A Serious business, in fact. What is? Being a writer, of course. I set myself up a schedule to write a specific number of words per day on the major project (ignoring the numbers for research, notes, free-writing, scribbles, etc.) so I could focus on the main (the proper) job. It happened when I found the arena where the character arc wasn’t doing what it could be doing. Required some play-time to get the right feel (and some deleting). And of course, I got behind. Didn’t keep up the output. Bound to happen.
And what did I do? I said, I’ll be waiting until tomorrow to pick up those few lost words.
Whoa! Stop, go back. What was that? Keep adding the shortfall to the next day, or the next week, or the weekend – always playing catch-up? I don’t think so. Unless it’s a deliberate ploy to set up for failure. Because that’s what would happen.
I have to accept that there will be days (another song verse!) like that, where the count for the work isn’t what the schedule insists; there will be days when there’s more research and freewriting and scribbles than the main work, and how should I deal with it?
Not by adding the lost few words to the next days expectation of output, that’s for sure. It wouldn’t take long at all to feel so swamped and overwhelmed that the only choice would be to give it all up and go [insert depressing activity, or lack of, here].
I will start each day with the expectation of output as a fresh and blank source of energy. No adding in the missing bits from yesterday or last week, no building a mountain of failure and disappointment, no feeling of dread when I approach because I’m so far behind and . . .
You know how it goes – we pile it all on and expect we can deal with it all eventually. We can’t. We never could. There are physical limits, there are emotional and spiritual limits, there are the limits of reasonableness.

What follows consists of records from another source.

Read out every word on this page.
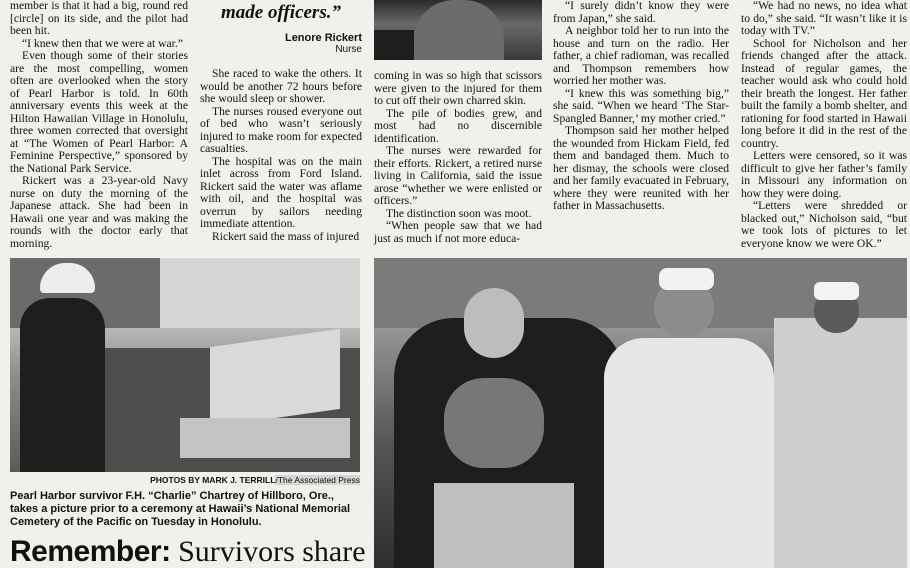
member is that it had a big, round red [circle] on its side, and the pilot had been hit.

“I knew then that we were at war.”

Even though some of their stories are the most compelling, women often are overlooked when the story of Pearl Harbor is told. In 60th anniversary events this week at the Hilton Hawaiian Village in Honolulu, three women corrected that oversight at “The Women of Pearl Harbor: A Feminine Perspective,” sponsored by the National Park Service.

Rickert was a 23-year-old Navy nurse on duty the morning of the Japanese attack. She had been in Hawaii one year and was making the rounds with the doctor early that morning.

made officers.”
Lenore Rickert
Nurse

She raced to wake the others. It would be another 72 hours before she would sleep or shower.

The nurses roused everyone out of bed who wasn’t seriously injured to make room for expected casualties.

The hospital was on the main inlet across from Ford Island. Rickert said the water was aflame with oil, and the hospital was overrun by sailors needing immediate attention.

Rickert said the mass of injured

coming in was so high that scissors were given to the injured for them to cut off their own charred skin.

The pile of bodies grew, and most had no discernible identification.

The nurses were rewarded for their efforts. Rickert, a retired nurse living in California, said the issue arose “whether we were enlisted or officers.”

The distinction soon was moot.

“When people saw that we had just as much if not more educa-

“I surely didn’t know they were from Japan,” she said.

A neighbor told her to run into the house and turn on the radio. Her father, a chief radioman, was recalled and Thompson remembers how worried her mother was.

“I knew this was something big,” she said. “When we heard ‘The Star-Spangled Banner,’ my mother cried.”

Thompson said her mother helped the wounded from Hickam Field, fed them and bandaged them. Much to her dismay, the schools were closed and her family evacuated in February, where they were reunited with her father in Massachusetts.

“We had no news, no idea what to do,” she said. “It wasn’t like it is today with TV.”

School for Nicholson and her friends changed after the attack. Instead of regular games, the teacher would ask who could hold their breath the longest. Her father built the family a bomb shelter, and rationing for food started in Hawaii long before it did in the rest of the country.

Letters were censored, so it was difficult to give her father’s family in Missouri any information on how they were doing.

“Letters were shredded or blacked out,” Nicholson said, “but we took lots of pictures to let everyone know we were OK.”

PHOTOS BY MARK J. TERRILL/The Associated Press
Pearl Harbor survivor F.H. “Charlie” Chartrey of Hillboro, Ore., takes a picture prior to a ceremony at Hawaii’s National Memorial Cemetery of the Pacific on Tuesday in Honolulu.
Remember: Survivors share
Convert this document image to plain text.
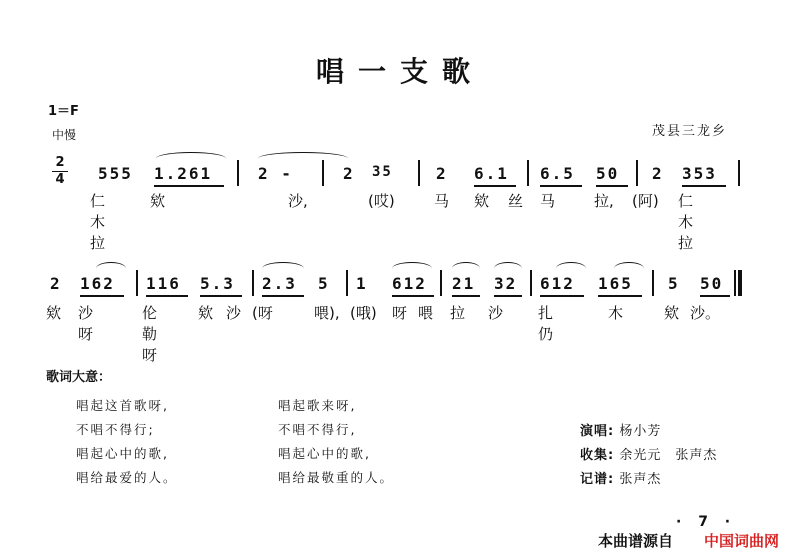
唱一支歌
1＝F
中慢	茂县三龙乡
2
4	555 1.261	2 -	2 35	2 6.1 6.5 50 2 353
仁木拉
欸	沙,	(哎)	马 欸 丝 马	拉, (阿) 仁木拉
2 162 116 5.3 2.3 5 1 612 21 32 612 165 5 50
欸 沙呀
伦勒呀
欸 沙 (呀	喂), (哦) 呀 喂 拉 沙 扎仍
木	欸 沙。
歌词大意：
唱起这首歌呀,
不唱不得行;
唱起心中的歌,
唱给最爱的人。
唱起歌来呀,
不唱不得行,
唱起心中的歌,
唱给最敬重的人。
演唱: 杨小芳
收集: 余光元　张声杰
记谱: 张声杰
· 7 ·
本曲谱源自 中国词曲网
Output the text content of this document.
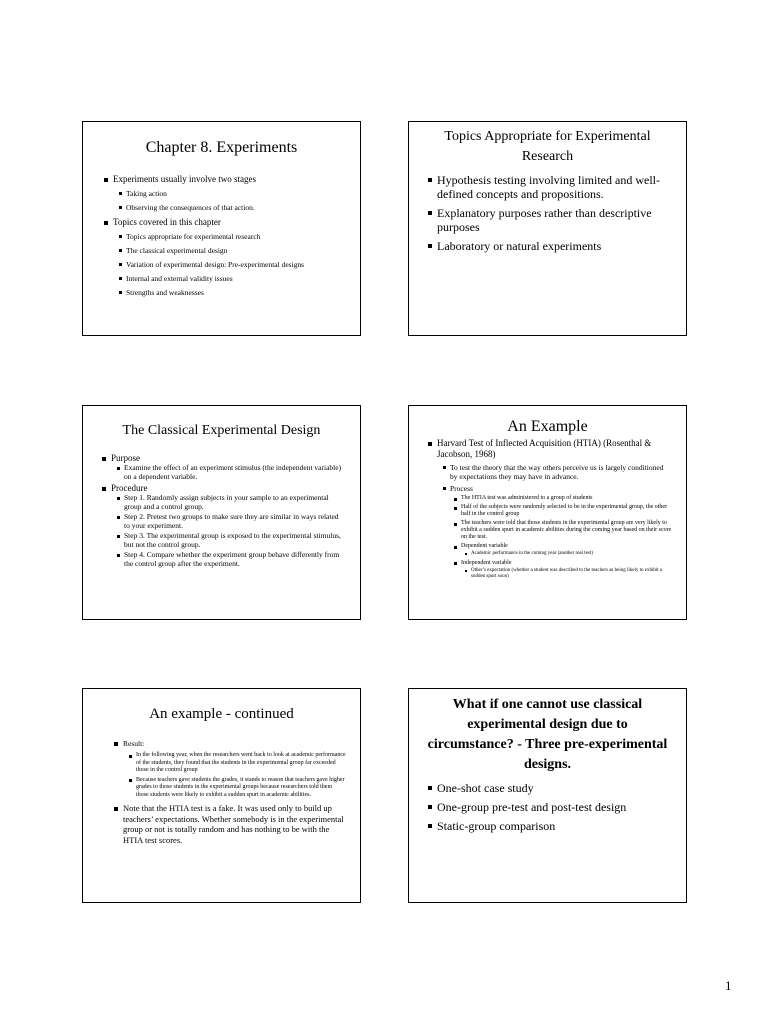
Chapter 8. Experiments
Experiments usually involve two stages
Taking action
Observing the consequences of that action.
Topics covered in this chapter
Topics appropriate for experimental research
The classical experimental design
Variation of experimental design: Pre-experimental designs
Internal and external validity issues
Strengths and weaknesses
Topics Appropriate for Experimental Research
Hypothesis testing involving limited and well-defined concepts and propositions.
Explanatory purposes rather than descriptive purposes
Laboratory or natural experiments
The Classical Experimental Design
Purpose
Examine the effect of an experiment stimulus (the independent variable) on a dependent variable.
Procedure
Step 1. Randomly assign subjects in your sample to an experimental group and a control group.
Step 2. Pretest two groups to make sure they are similar in ways related to your experiment.
Step 3. The experimental group is exposed to the experimental stimulus, but not the control group.
Step 4. Compare whether the experiment group behave differently from the control group after the experiment.
An Example
Harvard Test of Inflected Acquisition (HTIA) (Rosenthal & Jacobson, 1968)
To test the theory that the way others perceive us is largely conditioned by expectations they may have in advance.
Process
The HTIA test was administered to a group of students
Half of the subjects were randomly selected to be in the experimental group, the other half in the control group
The teachers were told that those students in the experimental group are very likely to exhibit a sudden spurt in academic abilities during the coming year based on their score on the test.
Dependent variable
Academic performance in the coming year (another real test)
Independent variable
Other’s expectation (whether a student was described to the teachers as being likely to exhibit a sudden spurt soon)
An example - continued
Result:
In the following year, when the researchers went back to look at academic performance of the students, they found that the students in the experimental group far exceeded those in the control group
Because teachers gave students the grades, it stands to reason that teachers gave higher grades to those students in the experimental groups because researchers told them those students were likely to exhibit a sudden spurt in academic abilities.
Note that the HTIA test is a fake. It was used only to build up teachers’ expectations. Whether somebody is in the experimental group or not is totally random and has nothing to be with the HTIA test scores.
What if one cannot use classical experimental design due to circumstance? - Three pre-experimental designs.
One-shot case study
One-group pre-test and post-test design
Static-group comparison
1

I mean, how can we expect to have a mind free enough to be creative when we overload it with other ‘stuff’ that doesn’t contribute to the dream?
We all know the answer to that, but do we stop it? ‘It’ being the things that get in the way, our own expectations and demands, the family, friends, and community expectations, the normal life business.

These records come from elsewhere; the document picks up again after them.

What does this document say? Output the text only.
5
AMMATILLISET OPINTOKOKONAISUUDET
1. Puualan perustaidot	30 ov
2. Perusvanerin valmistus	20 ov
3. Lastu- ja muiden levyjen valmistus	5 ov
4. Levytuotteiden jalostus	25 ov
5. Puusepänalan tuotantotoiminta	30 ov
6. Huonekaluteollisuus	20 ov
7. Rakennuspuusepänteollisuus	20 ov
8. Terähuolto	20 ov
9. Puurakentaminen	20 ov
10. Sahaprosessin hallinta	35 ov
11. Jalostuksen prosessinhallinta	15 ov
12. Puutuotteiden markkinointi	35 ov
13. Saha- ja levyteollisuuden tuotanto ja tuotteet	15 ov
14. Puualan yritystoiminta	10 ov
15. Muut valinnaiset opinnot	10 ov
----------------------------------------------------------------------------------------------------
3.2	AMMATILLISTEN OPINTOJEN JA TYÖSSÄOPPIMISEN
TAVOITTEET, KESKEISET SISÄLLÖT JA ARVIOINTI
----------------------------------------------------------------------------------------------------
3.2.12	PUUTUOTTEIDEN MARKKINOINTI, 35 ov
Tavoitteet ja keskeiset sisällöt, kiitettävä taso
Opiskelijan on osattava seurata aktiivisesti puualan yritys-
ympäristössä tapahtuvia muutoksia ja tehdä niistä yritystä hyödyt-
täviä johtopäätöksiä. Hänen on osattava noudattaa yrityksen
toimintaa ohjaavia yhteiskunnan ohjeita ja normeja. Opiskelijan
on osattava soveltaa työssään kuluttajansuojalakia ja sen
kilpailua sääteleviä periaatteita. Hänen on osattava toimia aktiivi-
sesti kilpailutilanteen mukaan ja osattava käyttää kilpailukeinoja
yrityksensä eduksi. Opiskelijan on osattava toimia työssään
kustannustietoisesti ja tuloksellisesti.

Most of them we don’t stop, wouldn’t want to, but we can stop the complication of expecting too much of ourselves, of layering on the guilt for not keeping up with . . . whatever benchmark we think we should set for ourselves.
So I start each working day with the fresh count, no add ins from the past, this is today, the present, and I go into the present (now fully warmed up by the exercise in writing words on a medium) fully armed with only one output expectation! Story!
Yeeeeehaa!!!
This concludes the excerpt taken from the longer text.